スーパーセブンとはどんなクルマか? 天才的な「割り切り」の設計
前回の原稿ではロータス・セブンがどの様な目的で設計され、その後製品としてどう位置付けられてきたかを解説した。今回は機械としてのセブンがどんな思想に基づいて、どう設計されているかについて考察してみたい。
軽量化へ「最良の妥協点」見つけ出す
およそエンジニアリングというものは、割り切りが大事だ。10人乗りのコンパクトカーが成立しないように、設計の要素にはトレードオフになる要件が無数に存在する。巷では妥協の無い設計という言葉がよく聞かれるが、設計とはそもそも目的に沿った最良の妥協点を見つけ出す作業だ。 前編で説明したように、セブンはレース向けに設計されたクルマなので、ロードカーとしては多くの割り切りがある。レースに使うならサーキットでの最大負荷に耐えられる様に、サスペンションを固める。固ければ当然サスペンションは動かない。だからストロークが大きくなった時に矛盾が出ることは割り切る。割り切ることで部品点数を減らして軽量化するのだ。 ロータス・セブンのフロント・サスペンションのアッパーアームは、フロント・スタビライザーを疑似的にアームに見なす設計がされている。スタビライザーは本来のアームと90度違う揺動軸を持ち、幾何理論的には全く動けない設計だ。それでも動くのは現実世界ではゴムブッシュのたわみと、ばね鋼で出来たスタビライザーの変形があるからだ。もちろんそのゴムとばねの吸収範囲を超えればサスペンションとして機能しない。

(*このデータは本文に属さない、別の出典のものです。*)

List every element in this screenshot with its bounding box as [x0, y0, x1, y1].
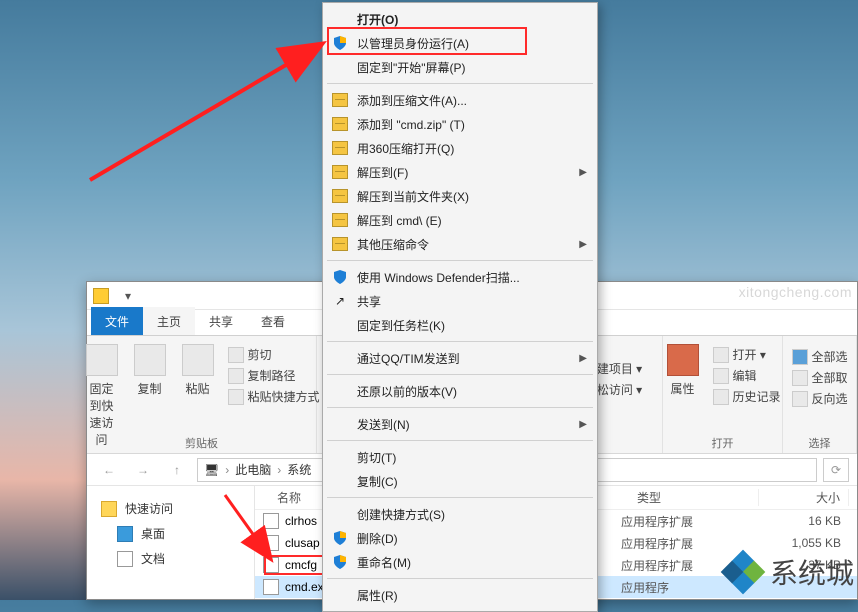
pin-icon — [86, 344, 118, 376]
checkmark-icon — [667, 344, 699, 376]
menu-pin-start[interactable]: 固定到"开始"屏幕(P) — [325, 55, 595, 79]
menu-rename[interactable]: 重命名(M) — [325, 550, 595, 574]
file-type: 应用程序扩展 — [621, 513, 751, 530]
submenu-arrow-icon: ▶ — [579, 167, 587, 178]
file-icon — [263, 579, 279, 595]
archive-icon — [332, 93, 348, 107]
menu-copy[interactable]: 复制(C) — [325, 469, 595, 493]
annotation-arrow-2 — [220, 490, 280, 570]
file-type: 应用程序扩展 — [621, 535, 751, 552]
breadcrumb-drive[interactable]: 系统 — [287, 461, 311, 478]
submenu-arrow-icon: ▶ — [579, 239, 587, 250]
menu-extract-to[interactable]: 解压到(F)▶ — [325, 160, 595, 184]
menu-delete[interactable]: 删除(D) — [325, 526, 595, 550]
open-icon — [713, 347, 729, 363]
submenu-arrow-icon: ▶ — [579, 419, 587, 430]
select-none-button[interactable]: 全部取 — [788, 367, 852, 388]
quick-access-toolbar[interactable]: ▾ — [115, 286, 141, 306]
watermark-text: 系统城 — [770, 552, 854, 592]
tab-view[interactable]: 查看 — [247, 307, 299, 335]
archive-icon — [332, 213, 348, 227]
paste-shortcut-icon — [228, 389, 244, 405]
pc-icon: 🖥 — [204, 463, 219, 477]
watermark: 系统城 — [724, 552, 854, 592]
menu-extract-here[interactable]: 解压到当前文件夹(X) — [325, 184, 595, 208]
defender-shield-icon — [333, 270, 347, 284]
menu-restore-previous[interactable]: 还原以前的版本(V) — [325, 379, 595, 403]
menu-pin-taskbar[interactable]: 固定到任务栏(K) — [325, 313, 595, 337]
share-icon: ↗ — [329, 293, 351, 309]
select-all-button[interactable]: 全部选 — [788, 346, 852, 367]
invert-selection-icon — [792, 391, 808, 407]
highlight-run-as-admin — [327, 27, 527, 55]
menu-add-to-archive[interactable]: 添加到压缩文件(A)... — [325, 88, 595, 112]
scissors-icon — [228, 347, 244, 363]
breadcrumb-thispc[interactable]: 此电脑 — [235, 461, 271, 478]
paste-shortcut-button[interactable]: 粘贴快捷方式 — [224, 386, 324, 407]
archive-icon — [332, 189, 348, 203]
refresh-button[interactable]: ⟳ — [823, 458, 849, 482]
star-icon — [101, 501, 117, 517]
copy-path-button[interactable]: 复制路径 — [224, 365, 324, 386]
watermark-logo-icon — [724, 553, 762, 591]
menu-create-shortcut[interactable]: 创建快捷方式(S) — [325, 502, 595, 526]
col-type[interactable]: 类型 — [629, 489, 759, 506]
archive-icon — [332, 141, 348, 155]
select-none-icon — [792, 370, 808, 386]
menu-send-qq-tim[interactable]: 通过QQ/TIM发送到▶ — [325, 346, 595, 370]
paste-button[interactable]: 粘贴 — [176, 340, 220, 401]
col-size[interactable]: 大小 — [759, 489, 849, 506]
menu-defender-scan[interactable]: 使用 Windows Defender扫描... — [325, 265, 595, 289]
open-group-label: 打开 — [663, 435, 782, 451]
archive-icon — [332, 165, 348, 179]
archive-icon — [332, 237, 348, 251]
history-button[interactable]: 历史记录 — [709, 386, 785, 407]
select-all-icon — [792, 349, 808, 365]
select-group-label: 选择 — [783, 435, 856, 451]
document-icon — [117, 551, 133, 567]
menu-send-to[interactable]: 发送到(N)▶ — [325, 412, 595, 436]
annotation-arrow — [80, 30, 340, 190]
tab-share[interactable]: 共享 — [195, 307, 247, 335]
menu-cut[interactable]: 剪切(T) — [325, 445, 595, 469]
menu-extract-to-cmd[interactable]: 解压到 cmd\ (E) — [325, 208, 595, 232]
menu-properties[interactable]: 属性(R) — [325, 583, 595, 607]
archive-icon — [332, 117, 348, 131]
copy-button[interactable]: 复制 — [128, 340, 172, 401]
paste-icon — [182, 344, 214, 376]
menu-other-archive[interactable]: 其他压缩命令▶ — [325, 232, 595, 256]
shield-icon — [333, 531, 347, 545]
context-menu: 打开(O) 以管理员身份运行(A) 固定到"开始"屏幕(P) 添加到压缩文件(A… — [322, 2, 598, 612]
history-icon — [713, 389, 729, 405]
open-button[interactable]: 打开 ▾ — [709, 344, 785, 365]
edit-icon — [713, 368, 729, 384]
desktop-icon — [117, 526, 133, 542]
back-button[interactable]: ← — [95, 458, 123, 482]
tab-file[interactable]: 文件 — [91, 307, 143, 335]
up-button[interactable]: ↑ — [163, 458, 191, 482]
clipboard-group-label: 剪贴板 — [87, 435, 316, 451]
watermark-url: xitongcheng.com — [739, 284, 852, 300]
folder-icon — [93, 288, 109, 304]
properties-button[interactable]: 属性 — [661, 340, 705, 401]
menu-open-with-360[interactable]: 用360压缩打开(Q) — [325, 136, 595, 160]
invert-selection-button[interactable]: 反向选 — [788, 388, 852, 409]
shield-icon — [333, 555, 347, 569]
copy-path-icon — [228, 368, 244, 384]
menu-share[interactable]: ↗共享 — [325, 289, 595, 313]
copy-icon — [134, 344, 166, 376]
forward-button[interactable]: → — [129, 458, 157, 482]
tab-home[interactable]: 主页 — [143, 307, 195, 335]
edit-button[interactable]: 编辑 — [709, 365, 785, 386]
file-size: 16 KB — [751, 514, 841, 528]
submenu-arrow-icon: ▶ — [579, 353, 587, 364]
file-size: 1,055 KB — [751, 536, 841, 550]
cut-button[interactable]: 剪切 — [224, 344, 324, 365]
menu-add-to-cmd-zip[interactable]: 添加到 "cmd.zip" (T) — [325, 112, 595, 136]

これは極めて特徴的な設計で、狙いは構造の単純化と軽量化。諦めたのは乗り心地と厳密なジオメトリー管理だ。チャプマンの多くの設計はこういうある種の「全方位にはちゃんとしない」ことでメリットを拾い出す奇策に近いもので、会議で欠点を洗い出す様な真面目なエンジニアには絶対できない。そしてその彼の割り切りにこそ才能が感じられるのだ。 これはリア・サスペンションにも通じることで、概念的にはロータス・セブンのリアは左右が繋がった1本のアームと見なすことができる。フレーム側もデフ側も車軸と同方向の揺動軸しか持たないので、サスペンションは片側だけ動かない。凸に乗り上げた時、理論的には左右が同時にストロークするのだ。これをたわみと変形で多少なりとも片側だけ動くようにするのがリアの三角形のアームだ。 車体側の取り付け部はフレームの一番外側左右幅いっぱいに取ってある。ここから斜めに後方に伸びたアームはデフの真下で左右幅5cmそこそこでマウントされる。言い換えればフレーム側は棒の左右をいっぱいに握っている状態。デフ下は棒の真ん中をほぼ両手をくっつけて握っている状態。つまりデフ側は支持剛性を意図的に低く取ってあるのだ。つまり、リアもまた曲げとたわみで左右輪の動きの差を受け止める設計なのである。